Configure your process manager to restart the application if it crashes. Both PM2 and systemd support this with Restart=on-failure or similar configurations.

Logging Strategy

Fastay applications should log to standard output (stdout) and standard error (stderr). In production:

  • Avoid console.log for request logging in production (it's synchronous)
  • Use a structured logging library for production logs
  • Let your hosting platform or process manager handle log aggregation and rotation

Fastay doesn't include built-in logging middleware for production, so you need to add this based on your requirements.

Graceful Shutdown

When your application receives a shutdown signal (like from a process manager or during deployment), it should:

  1. Stop accepting new requests
  2. Finish processing current requests
  3. Clean up resources (database connections, etc.)
  4. Exit cleanly

Fastay inherits Express.js's graceful shutdown behavior. For custom cleanup, listen for the shutdown signal:

process.on("SIGTERM", () => {
// Clean up resources before shutting down
server.close(() => {
process.exit(0);
});
});

What Fastay Does Not Handle

Fastay focuses on API structure and routing, not infrastructure concerns. You need to handle these separately:

HTTPS Termination

Fastay serves HTTP traffic. In production, you should terminate HTTPS (SSL/TLS) at a reverse proxy or load balancer, not in your Node.js application. This is more secure and performant.

Reverse Proxy

A reverse proxy like Nginx or Caddy should sit in front of Fastay to handle SSL termination, static file serving, compression, and sometimes rate limiting. The proxy forwards API requests to your Fastay application.

Load Balancing

For scaling horizontally, use a load balancer to distribute traffic across multiple Fastay instances. Fastay itself doesn't include load balancing features.
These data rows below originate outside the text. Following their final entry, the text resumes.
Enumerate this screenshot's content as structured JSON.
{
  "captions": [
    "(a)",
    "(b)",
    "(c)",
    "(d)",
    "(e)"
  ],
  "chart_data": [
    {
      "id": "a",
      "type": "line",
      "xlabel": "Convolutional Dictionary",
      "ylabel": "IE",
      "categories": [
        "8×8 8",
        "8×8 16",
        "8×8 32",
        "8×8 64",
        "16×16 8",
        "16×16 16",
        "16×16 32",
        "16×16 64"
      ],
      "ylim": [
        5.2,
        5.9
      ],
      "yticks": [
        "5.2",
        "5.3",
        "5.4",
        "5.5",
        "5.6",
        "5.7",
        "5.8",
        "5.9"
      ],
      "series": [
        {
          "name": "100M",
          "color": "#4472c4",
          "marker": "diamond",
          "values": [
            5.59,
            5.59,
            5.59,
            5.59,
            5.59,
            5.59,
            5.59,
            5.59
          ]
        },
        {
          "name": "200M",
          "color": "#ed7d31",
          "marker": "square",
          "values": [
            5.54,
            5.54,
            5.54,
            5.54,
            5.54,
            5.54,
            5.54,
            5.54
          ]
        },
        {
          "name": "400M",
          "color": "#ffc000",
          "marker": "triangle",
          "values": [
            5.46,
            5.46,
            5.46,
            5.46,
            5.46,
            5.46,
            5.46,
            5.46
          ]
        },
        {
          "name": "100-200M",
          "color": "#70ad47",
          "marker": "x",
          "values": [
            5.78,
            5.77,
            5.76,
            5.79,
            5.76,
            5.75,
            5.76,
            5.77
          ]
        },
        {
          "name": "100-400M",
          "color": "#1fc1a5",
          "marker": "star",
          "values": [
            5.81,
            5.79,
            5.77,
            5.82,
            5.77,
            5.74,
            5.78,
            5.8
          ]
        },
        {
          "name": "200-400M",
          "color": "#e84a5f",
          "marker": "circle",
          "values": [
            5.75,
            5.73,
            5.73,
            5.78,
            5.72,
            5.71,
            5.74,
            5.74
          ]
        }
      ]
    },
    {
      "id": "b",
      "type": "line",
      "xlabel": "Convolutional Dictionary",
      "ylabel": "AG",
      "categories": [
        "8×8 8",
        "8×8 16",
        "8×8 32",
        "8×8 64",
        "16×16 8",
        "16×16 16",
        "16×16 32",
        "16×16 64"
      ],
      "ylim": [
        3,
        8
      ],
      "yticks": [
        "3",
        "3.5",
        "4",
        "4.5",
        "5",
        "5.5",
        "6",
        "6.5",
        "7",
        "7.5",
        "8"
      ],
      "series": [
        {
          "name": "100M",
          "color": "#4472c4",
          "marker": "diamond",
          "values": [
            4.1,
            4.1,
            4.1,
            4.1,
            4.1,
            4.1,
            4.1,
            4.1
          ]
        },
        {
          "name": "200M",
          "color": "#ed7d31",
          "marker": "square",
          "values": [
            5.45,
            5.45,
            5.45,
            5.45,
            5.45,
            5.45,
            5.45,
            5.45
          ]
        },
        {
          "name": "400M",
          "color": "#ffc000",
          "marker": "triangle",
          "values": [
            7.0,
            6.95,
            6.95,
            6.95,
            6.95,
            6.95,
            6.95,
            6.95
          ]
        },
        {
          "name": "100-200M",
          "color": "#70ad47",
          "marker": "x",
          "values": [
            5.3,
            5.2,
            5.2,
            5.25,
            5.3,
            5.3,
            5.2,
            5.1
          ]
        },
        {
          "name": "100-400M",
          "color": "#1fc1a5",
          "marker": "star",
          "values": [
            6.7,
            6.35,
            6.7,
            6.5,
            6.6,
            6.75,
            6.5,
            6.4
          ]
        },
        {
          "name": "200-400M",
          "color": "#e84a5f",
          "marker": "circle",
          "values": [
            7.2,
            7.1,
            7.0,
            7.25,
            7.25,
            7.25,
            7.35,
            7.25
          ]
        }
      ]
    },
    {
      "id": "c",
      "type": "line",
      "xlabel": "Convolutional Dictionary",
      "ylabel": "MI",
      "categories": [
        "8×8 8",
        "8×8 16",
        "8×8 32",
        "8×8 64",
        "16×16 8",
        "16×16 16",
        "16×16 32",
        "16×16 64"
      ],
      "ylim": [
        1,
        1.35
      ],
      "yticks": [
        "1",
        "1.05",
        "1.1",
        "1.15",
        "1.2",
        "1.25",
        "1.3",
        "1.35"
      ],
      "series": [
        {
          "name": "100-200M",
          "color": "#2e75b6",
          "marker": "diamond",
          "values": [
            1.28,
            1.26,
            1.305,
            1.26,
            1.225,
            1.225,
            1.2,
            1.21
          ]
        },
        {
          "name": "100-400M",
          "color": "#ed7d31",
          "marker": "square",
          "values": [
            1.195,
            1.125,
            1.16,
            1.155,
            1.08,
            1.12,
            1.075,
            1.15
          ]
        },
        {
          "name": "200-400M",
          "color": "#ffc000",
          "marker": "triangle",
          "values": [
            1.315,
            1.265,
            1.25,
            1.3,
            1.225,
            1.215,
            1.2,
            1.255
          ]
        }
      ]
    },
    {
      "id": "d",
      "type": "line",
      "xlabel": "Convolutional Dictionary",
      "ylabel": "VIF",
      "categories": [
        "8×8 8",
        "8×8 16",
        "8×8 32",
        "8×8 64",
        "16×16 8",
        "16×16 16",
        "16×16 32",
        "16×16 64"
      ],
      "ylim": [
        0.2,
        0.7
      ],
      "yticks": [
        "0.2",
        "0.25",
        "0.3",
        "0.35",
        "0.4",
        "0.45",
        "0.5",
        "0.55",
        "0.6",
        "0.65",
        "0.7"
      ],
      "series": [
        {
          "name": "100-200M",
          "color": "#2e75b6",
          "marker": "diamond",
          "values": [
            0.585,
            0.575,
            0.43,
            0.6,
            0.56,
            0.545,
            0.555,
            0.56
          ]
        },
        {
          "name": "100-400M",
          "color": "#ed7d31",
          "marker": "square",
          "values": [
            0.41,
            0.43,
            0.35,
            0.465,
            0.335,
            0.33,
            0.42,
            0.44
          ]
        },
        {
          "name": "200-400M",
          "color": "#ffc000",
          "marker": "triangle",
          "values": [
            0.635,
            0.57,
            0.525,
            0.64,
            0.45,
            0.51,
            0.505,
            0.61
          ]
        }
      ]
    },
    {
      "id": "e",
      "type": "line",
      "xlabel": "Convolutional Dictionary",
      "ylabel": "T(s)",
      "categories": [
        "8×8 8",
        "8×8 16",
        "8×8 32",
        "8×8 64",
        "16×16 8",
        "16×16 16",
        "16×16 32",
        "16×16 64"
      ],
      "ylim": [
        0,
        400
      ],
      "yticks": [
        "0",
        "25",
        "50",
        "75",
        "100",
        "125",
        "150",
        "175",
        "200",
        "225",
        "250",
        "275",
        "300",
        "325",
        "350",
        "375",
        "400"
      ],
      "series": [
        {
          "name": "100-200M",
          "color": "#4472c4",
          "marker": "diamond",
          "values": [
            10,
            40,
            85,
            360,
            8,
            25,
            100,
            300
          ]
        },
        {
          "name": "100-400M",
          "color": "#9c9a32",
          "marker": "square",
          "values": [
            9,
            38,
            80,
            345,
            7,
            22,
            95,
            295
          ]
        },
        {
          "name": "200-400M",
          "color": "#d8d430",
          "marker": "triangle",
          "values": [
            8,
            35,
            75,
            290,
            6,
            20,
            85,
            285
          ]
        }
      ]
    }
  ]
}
These infrastructure concerns belong to your deployment environment, not your Fastay application code. This separation keeps your application portable across different hosting setups.

Deployment Checklist

Before deploying your Fastay application:

  • Set NODE_ENV=production
  • Configure all required environment variables
  • Run npm run build to compile TypeScript
  • Test the built application locally with npm run start
  • Set up a process manager (PM2 or systemd)
  • Configure a reverse proxy for HTTPS and static files
  • Set up logging and monitoring
  • Implement a deployment rollback strategy

Fastay's straightforward architecture makes deployment similar to any Express.js application, with the added benefit of predictable file-based routing and clear separation between development and production configuration.